The return of the United States(US), the world’s biggest economy to UN climate talks, was a boon to the conference, after a four-year absence under former President Donald Trump.

But like many world leaders, President Joe Biden was expected to arrive at COP26 without firm legislation in place to deliver his own climate pledge as Congress wrangled over how to finance it and new uncertainty about whether US agencies could even regulate greenhouse gas emissions.

World leaders at COP26

Since the UK hosted the event, Prime Minister Boris Johnson played a key role. The other world leaders who attended were: Prime Minister Mario Draghi (Italy), President Joe Biden (United States), First Minister Nicola Sturgeon (Scotland), Prime Minister Justin Trudeau (Canada), President Emmanuel Macron (France) and Prime Minister Scott Morrison (Australia).

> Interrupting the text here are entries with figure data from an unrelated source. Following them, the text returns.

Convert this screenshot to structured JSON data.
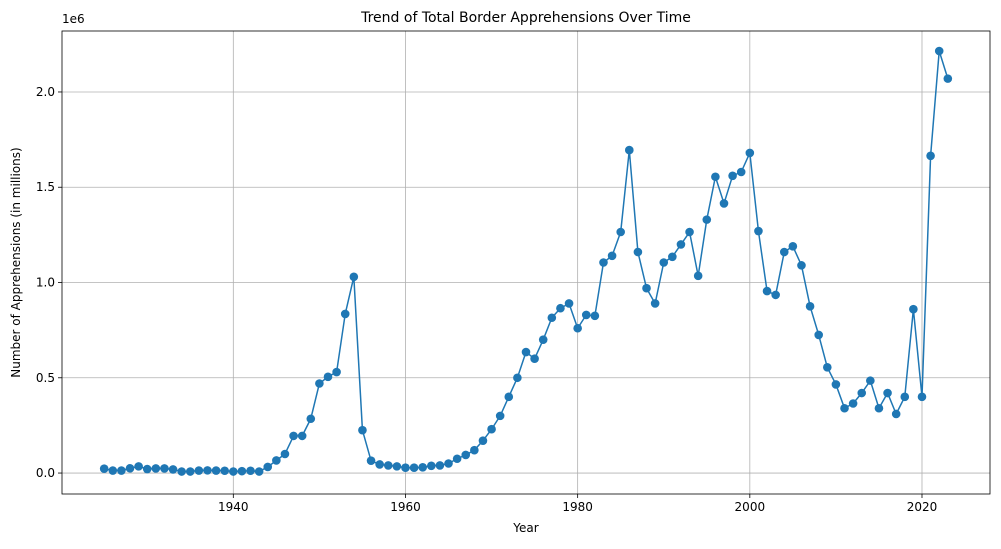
{
  "chart_data": {
    "type": "line",
    "title": "Trend of Total Border Apprehensions Over Time",
    "xlabel": "Year",
    "ylabel": "Number of Apprehensions (in millions)",
    "y_offset_label": "1e6",
    "xlim": [
      1920.1,
      2027.9
    ],
    "ylim": [
      -0.11,
      2.32
    ],
    "x_ticks": [
      1940,
      1960,
      1980,
      2000,
      2020
    ],
    "x_tick_labels": [
      "1940",
      "1960",
      "1980",
      "2000",
      "2020"
    ],
    "y_ticks": [
      0.0,
      0.5,
      1.0,
      1.5,
      2.0
    ],
    "y_tick_labels": [
      "0.0",
      "0.5",
      "1.0",
      "1.5",
      "2.0"
    ],
    "grid": true,
    "line_color": "#1f77b4",
    "marker": "circle",
    "series": [
      {
        "x": [
          1925,
          1926,
          1927,
          1928,
          1929,
          1930,
          1931,
          1932,
          1933,
          1934,
          1935,
          1936,
          1937,
          1938,
          1939,
          1940,
          1941,
          1942,
          1943,
          1944,
          1945,
          1946,
          1947,
          1948,
          1949,
          1950,
          1951,
          1952,
          1953,
          1954,
          1955,
          1956,
          1957,
          1958,
          1959,
          1960,
          1961,
          1962,
          1963,
          1964,
          1965,
          1966,
          1967,
          1968,
          1969,
          1970,
          1971,
          1972,
          1973,
          1974,
          1975,
          1976,
          1977,
          1978,
          1979,
          1980,
          1981,
          1982,
          1983,
          1984,
          1985,
          1986,
          1987,
          1988,
          1989,
          1990,
          1991,
          1992,
          1993,
          1994,
          1995,
          1996,
          1997,
          1998,
          1999,
          2000,
          2001,
          2002,
          2003,
          2004,
          2005,
          2006,
          2007,
          2008,
          2009,
          2010,
          2011,
          2012,
          2013,
          2014,
          2015,
          2016,
          2017,
          2018,
          2019,
          2020,
          2021,
          2022,
          2023
        ],
        "values": [
          0.023,
          0.013,
          0.013,
          0.025,
          0.035,
          0.021,
          0.024,
          0.024,
          0.019,
          0.008,
          0.008,
          0.013,
          0.014,
          0.013,
          0.012,
          0.008,
          0.01,
          0.012,
          0.008,
          0.032,
          0.066,
          0.1,
          0.195,
          0.195,
          0.285,
          0.47,
          0.505,
          0.53,
          0.835,
          1.03,
          0.225,
          0.065,
          0.045,
          0.04,
          0.035,
          0.028,
          0.028,
          0.03,
          0.038,
          0.04,
          0.05,
          0.075,
          0.095,
          0.12,
          0.17,
          0.23,
          0.3,
          0.4,
          0.5,
          0.635,
          0.6,
          0.7,
          0.815,
          0.865,
          0.89,
          0.76,
          0.83,
          0.825,
          1.105,
          1.14,
          1.265,
          1.695,
          1.16,
          0.97,
          0.89,
          1.105,
          1.135,
          1.2,
          1.265,
          1.035,
          1.33,
          1.555,
          1.415,
          1.56,
          1.58,
          1.68,
          1.27,
          0.955,
          0.935,
          1.16,
          1.19,
          1.09,
          0.875,
          0.725,
          0.555,
          0.465,
          0.34,
          0.365,
          0.42,
          0.485,
          0.34,
          0.42,
          0.31,
          0.4,
          0.86,
          0.4,
          1.665,
          2.215,
          2.07
        ]
      }
    ]
  }
}
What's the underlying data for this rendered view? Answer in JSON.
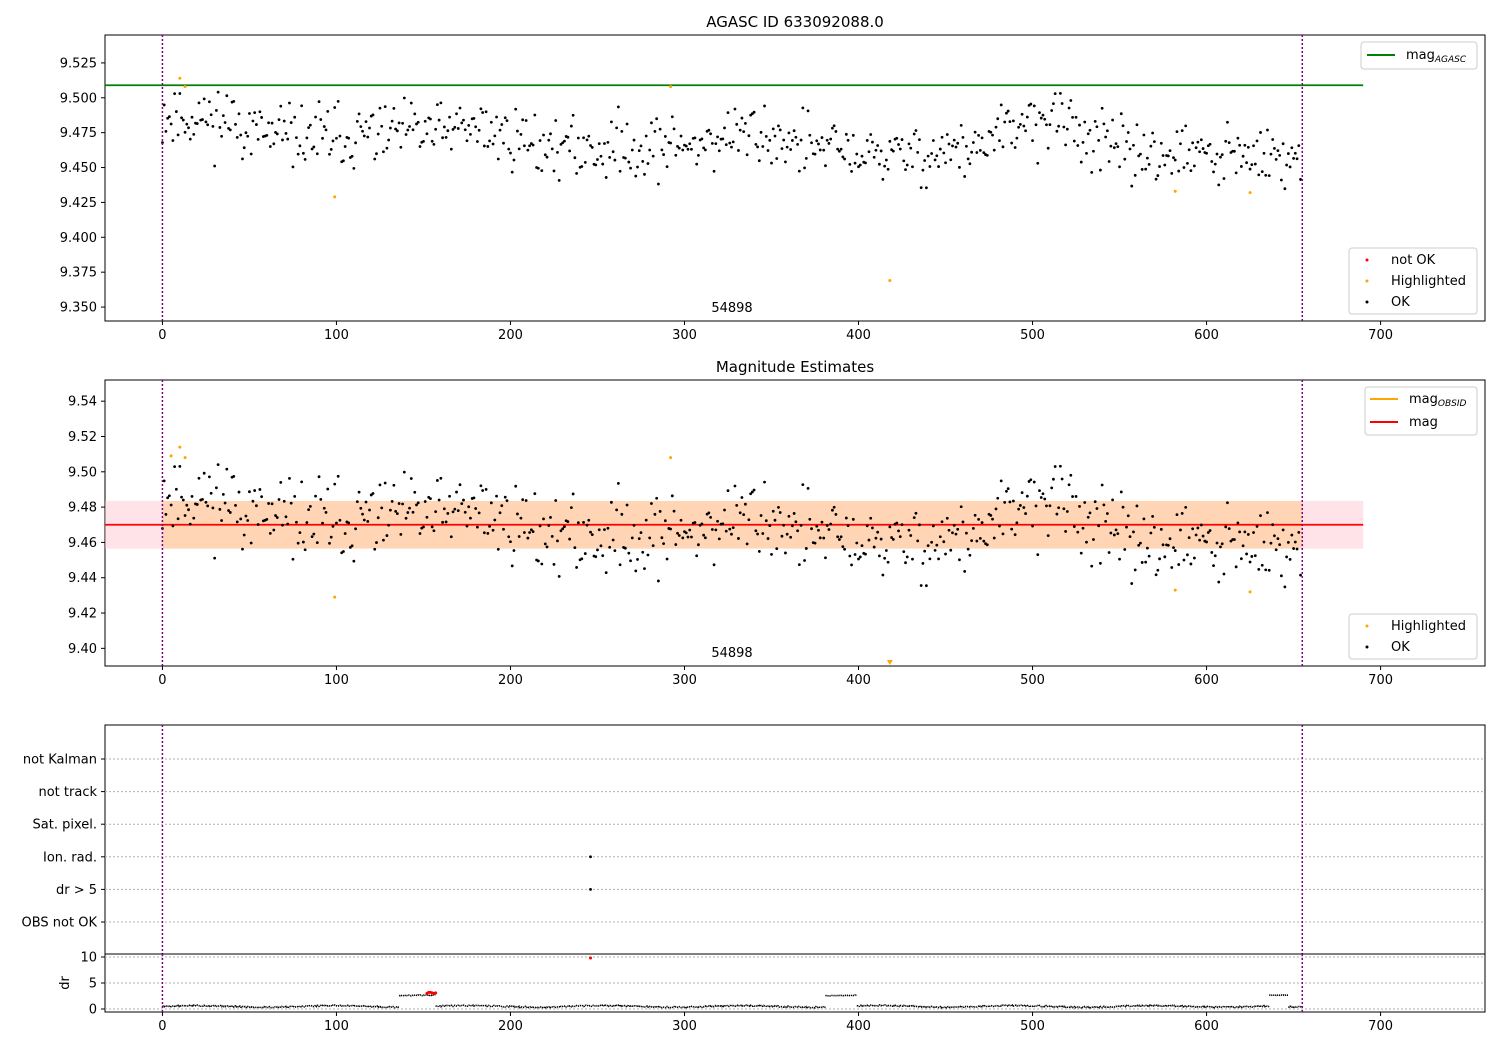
{
  "chart_data": [
    {
      "type": "scatter",
      "title": "AGASC ID 633092088.0",
      "xlim": [
        -33,
        760
      ],
      "ylim": [
        9.34,
        9.545
      ],
      "xticks": [
        0,
        100,
        200,
        300,
        400,
        500,
        600,
        700
      ],
      "yticks": [
        9.35,
        9.375,
        9.4,
        9.425,
        9.45,
        9.475,
        9.5,
        9.525
      ],
      "ytick_format": 3,
      "annotation": {
        "text": "54898",
        "x": 327,
        "y": 9.3445
      },
      "vlines": [
        0,
        655
      ],
      "hlines": [
        {
          "name": "mag_AGASC",
          "y": 9.509,
          "x": [
            -33,
            690
          ],
          "color": "#008000"
        }
      ],
      "ok_series": {
        "name": "OK",
        "color": "#000000",
        "seed": 11,
        "n": 655,
        "base": 9.468,
        "noise": 0.011,
        "trend": [
          [
            0,
            9.488
          ],
          [
            40,
            9.484
          ],
          [
            60,
            9.472
          ],
          [
            100,
            9.472
          ],
          [
            150,
            9.475
          ],
          [
            180,
            9.478
          ],
          [
            230,
            9.463
          ],
          [
            300,
            9.466
          ],
          [
            340,
            9.475
          ],
          [
            380,
            9.463
          ],
          [
            420,
            9.458
          ],
          [
            470,
            9.464
          ],
          [
            500,
            9.484
          ],
          [
            520,
            9.482
          ],
          [
            545,
            9.462
          ],
          [
            600,
            9.458
          ],
          [
            655,
            9.455
          ]
        ]
      },
      "highlighted": {
        "name": "Highlighted",
        "color": "#ffa500",
        "points": [
          [
            10,
            9.514
          ],
          [
            13,
            9.508
          ],
          [
            99,
            9.429
          ],
          [
            292,
            9.508
          ],
          [
            418,
            9.369
          ],
          [
            582,
            9.433
          ],
          [
            625,
            9.432
          ]
        ]
      },
      "not_ok": {
        "name": "not OK",
        "color": "#ff0000",
        "points": []
      },
      "legend_lines": [
        {
          "label": "mag",
          "sub": "AGASC",
          "color": "#008000"
        }
      ],
      "legend_points": [
        {
          "label": "not OK",
          "color": "#ff0000"
        },
        {
          "label": "Highlighted",
          "color": "#ffa500"
        },
        {
          "label": "OK",
          "color": "#000000"
        }
      ]
    },
    {
      "type": "scatter",
      "title": "Magnitude Estimates",
      "xlim": [
        -33,
        760
      ],
      "ylim": [
        9.39,
        9.552
      ],
      "xticks": [
        0,
        100,
        200,
        300,
        400,
        500,
        600,
        700
      ],
      "yticks": [
        9.4,
        9.42,
        9.44,
        9.46,
        9.48,
        9.5,
        9.52,
        9.54
      ],
      "ytick_format": 2,
      "annotation": {
        "text": "54898",
        "x": 327,
        "y": 9.3965
      },
      "vlines": [
        0,
        655
      ],
      "hlines": [
        {
          "name": "mag",
          "y": 9.47,
          "x": [
            -33,
            690
          ],
          "color": "#ff0000"
        }
      ],
      "bands": [
        {
          "y": [
            9.4565,
            9.4835
          ],
          "x": [
            -33,
            690
          ],
          "color": "#ffc0cb",
          "opacity": 0.45
        },
        {
          "y": [
            9.4565,
            9.4835
          ],
          "x": [
            0,
            655
          ],
          "color": "#ffa500",
          "opacity": 0.22
        }
      ],
      "ok_series": {
        "name": "OK",
        "color": "#000000",
        "seed": 11,
        "n": 655,
        "base": 9.468,
        "noise": 0.011,
        "trend": [
          [
            0,
            9.488
          ],
          [
            40,
            9.484
          ],
          [
            60,
            9.472
          ],
          [
            100,
            9.472
          ],
          [
            150,
            9.475
          ],
          [
            180,
            9.478
          ],
          [
            230,
            9.463
          ],
          [
            300,
            9.466
          ],
          [
            340,
            9.475
          ],
          [
            380,
            9.463
          ],
          [
            420,
            9.458
          ],
          [
            470,
            9.464
          ],
          [
            500,
            9.484
          ],
          [
            520,
            9.482
          ],
          [
            545,
            9.462
          ],
          [
            600,
            9.458
          ],
          [
            655,
            9.455
          ]
        ]
      },
      "highlighted": {
        "name": "Highlighted",
        "color": "#ffa500",
        "points": [
          [
            5,
            9.509
          ],
          [
            10,
            9.514
          ],
          [
            13,
            9.508
          ],
          [
            99,
            9.429
          ],
          [
            292,
            9.508
          ],
          [
            582,
            9.433
          ],
          [
            625,
            9.432
          ]
        ]
      },
      "offscale_marker": {
        "x": 418,
        "color": "#ffa500"
      },
      "legend_lines": [
        {
          "label": "mag",
          "sub": "OBSID",
          "color": "#ffa500"
        },
        {
          "label": "mag",
          "sub": "",
          "color": "#ff0000"
        }
      ],
      "legend_points": [
        {
          "label": "Highlighted",
          "color": "#ffa500"
        },
        {
          "label": "OK",
          "color": "#000000"
        }
      ]
    },
    {
      "type": "scatter",
      "title": "",
      "xlim": [
        -33,
        760
      ],
      "categories": [
        "not Kalman",
        "not track",
        "Sat. pixel.",
        "Ion. rad.",
        "dr > 5",
        "OBS not OK"
      ],
      "flag_points": [
        {
          "category": "Ion. rad.",
          "x": 246
        },
        {
          "category": "dr > 5",
          "x": 246
        }
      ],
      "vlines": [
        0,
        655
      ]
    },
    {
      "type": "line",
      "ylabel": "dr",
      "xlim": [
        -33,
        760
      ],
      "ylim": [
        -0.5,
        10.5
      ],
      "xticks": [
        0,
        100,
        200,
        300,
        400,
        500,
        600,
        700
      ],
      "yticks": [
        0,
        5,
        10
      ],
      "vlines": [
        0,
        655
      ],
      "segments": [
        {
          "x": [
            0,
            136
          ],
          "y": 0.5,
          "amp": 0.25
        },
        {
          "x": [
            136,
            157
          ],
          "y": 2.7,
          "amp": 0.15
        },
        {
          "x": [
            157,
            381
          ],
          "y": 0.5,
          "amp": 0.25
        },
        {
          "x": [
            381,
            399
          ],
          "y": 2.6,
          "amp": 0.1
        },
        {
          "x": [
            399,
            636
          ],
          "y": 0.5,
          "amp": 0.25
        },
        {
          "x": [
            636,
            647
          ],
          "y": 2.6,
          "amp": 0.1
        },
        {
          "x": [
            647,
            655
          ],
          "y": 0.3,
          "amp": 0.2
        }
      ],
      "red_points": [
        [
          152,
          3.0
        ],
        [
          153,
          3.2
        ],
        [
          154,
          3.2
        ],
        [
          155,
          3.1
        ],
        [
          156,
          3.0
        ],
        [
          157,
          3.1
        ],
        [
          246,
          9.8
        ]
      ]
    }
  ]
}
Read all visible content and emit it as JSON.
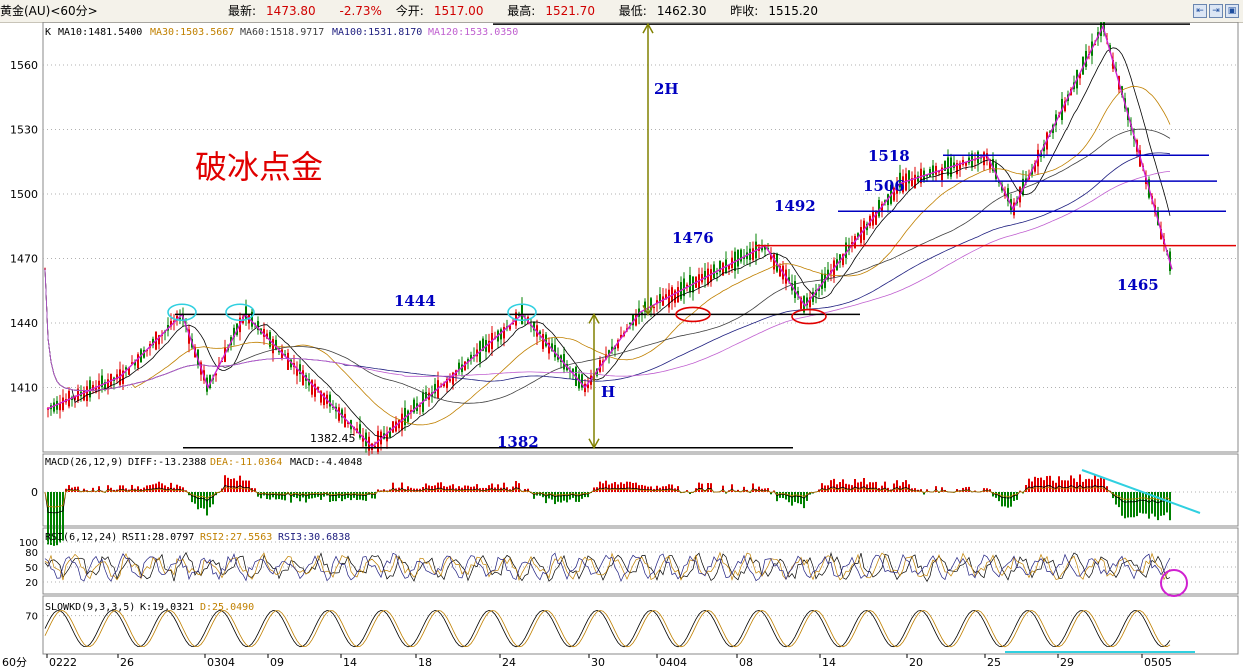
{
  "header": {
    "symbol": "黄金(AU)<60分>",
    "latest_label": "最新:",
    "latest": "1473.80",
    "change": "-2.73%",
    "open_label": "今开:",
    "open": "1517.00",
    "high_label": "最高:",
    "high": "1521.70",
    "low_label": "最低:",
    "low": "1462.30",
    "prev_label": "昨收:",
    "prev": "1515.20"
  },
  "indicators": {
    "main": {
      "k": "K",
      "ma10": "MA10:1481.5400",
      "ma30": "MA30:1503.5667",
      "ma60": "MA60:1518.9717",
      "ma100": "MA100:1531.8170",
      "ma120": "MA120:1533.0350"
    },
    "macd": {
      "name": "MACD(26,12,9)",
      "diff": "DIFF:-13.2388",
      "dea": "DEA:-11.0364",
      "macd": "MACD:-4.4048"
    },
    "rsi": {
      "name": "RSI(6,12,24)",
      "rsi1": "RSI1:28.0797",
      "rsi2": "RSI2:27.5563",
      "rsi3": "RSI3:30.6838"
    },
    "kd": {
      "name": "SLOWKD(9,3,3,5)",
      "k": "K:19.0321",
      "d": "D:25.0490"
    }
  },
  "annotations": {
    "title": "破冰点金",
    "lvl_1444": "1444",
    "lvl_1382": "1382",
    "lvl_1476": "1476",
    "lvl_1492": "1492",
    "lvl_1506": "1506",
    "lvl_1518": "1518",
    "lvl_1465": "1465",
    "label_2h": "2H",
    "label_h": "H",
    "low_value": "1382.45"
  },
  "axis": {
    "price_ticks": [
      "1560",
      "1530",
      "1500",
      "1470",
      "1440",
      "1410"
    ],
    "macd_ticks": [
      "0"
    ],
    "rsi_ticks": [
      "100",
      "80",
      "50",
      "20"
    ],
    "kd_ticks": [
      "70"
    ],
    "period": "60分",
    "date_ticks": [
      "0222",
      "26",
      "0304",
      "09",
      "14",
      "18",
      "24",
      "30",
      "0404",
      "08",
      "14",
      "20",
      "25",
      "29",
      "0505"
    ]
  },
  "colors": {
    "up": "#e00000",
    "down": "#008000",
    "ma10": "#000000",
    "ma30": "#c08000",
    "ma60": "#404040",
    "ma100": "#202080",
    "ma120": "#c060d0",
    "zig": "#d020d0",
    "lines": "#0000c0",
    "cyan": "#30d0e0"
  },
  "chart_data": {
    "type": "line",
    "x_unit": "60-minute bars",
    "dates": [
      "0222",
      "26",
      "0304",
      "09",
      "14",
      "18",
      "24",
      "30",
      "0404",
      "08",
      "14",
      "20",
      "25",
      "29",
      "0505"
    ],
    "ylim": [
      1380,
      1580
    ],
    "price_path": [
      {
        "x": "0222",
        "y": 1400
      },
      {
        "x": "26",
        "y": 1415
      },
      {
        "x": "0304",
        "y": 1444
      },
      {
        "x": "0304",
        "y": 1410
      },
      {
        "x": "09",
        "y": 1444
      },
      {
        "x": "14",
        "y": 1382.45
      },
      {
        "x": "24",
        "y": 1444
      },
      {
        "x": "30",
        "y": 1410
      },
      {
        "x": "0404",
        "y": 1445
      },
      {
        "x": "08",
        "y": 1476
      },
      {
        "x": "14",
        "y": 1448
      },
      {
        "x": "20",
        "y": 1505
      },
      {
        "x": "25",
        "y": 1518
      },
      {
        "x": "25",
        "y": 1493
      },
      {
        "x": "29",
        "y": 1578
      },
      {
        "x": "0505",
        "y": 1465
      }
    ],
    "support_resistance": [
      1382,
      1444,
      1476,
      1492,
      1506,
      1518
    ],
    "macd_zero": 0,
    "rsi_levels": [
      20,
      50,
      80,
      100
    ],
    "kd_levels": [
      70
    ]
  }
}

The rest were Prime Minister Naftali Bennett (Israel), President Recep Tayyip Erdogan (Turkey), Prime Minister Stefan Löfven (Sweden), President Guy Parmelin (Switzerland), President Muhammadu Buhari (Nigeria), President Nana Addo Dankwa Akufo-Addo (Ghana), President Alberto Fernandez (Argentina) and President Ivan Duque (Colombia), among others.

Notable by their absence was the Chinese President Xi Jinping, who said he will not be making the trip and Russian Leader, Vladimir Putin, who cited COVID-19 fears for his inability to attend.

NGOs chaired panel discussions and talked to the media, while business leaders toured the halls, pitching their companies’ climate ideas. The most important result of the summit, however, was the number of countries which pledged to reach net zero by 2050.

Conclusion

Rich and poor nations alike would suffer significantly under this level of warming, scientists warned, with coral reefs wiped out, Arctic Sea ice disappearing, and widespread droughts, floods and heat waves impacting the lives of millions of people.

In response, scientists said global emissions needed to roughly halve by 2030 and reach “net zero” by 2050.

Net zero means that the amount of greenhouse gases being pumped into the atmosphere by humans is balanced by the amount of greenhouse gases being removed from the atmosphere. Are we able to reach that level?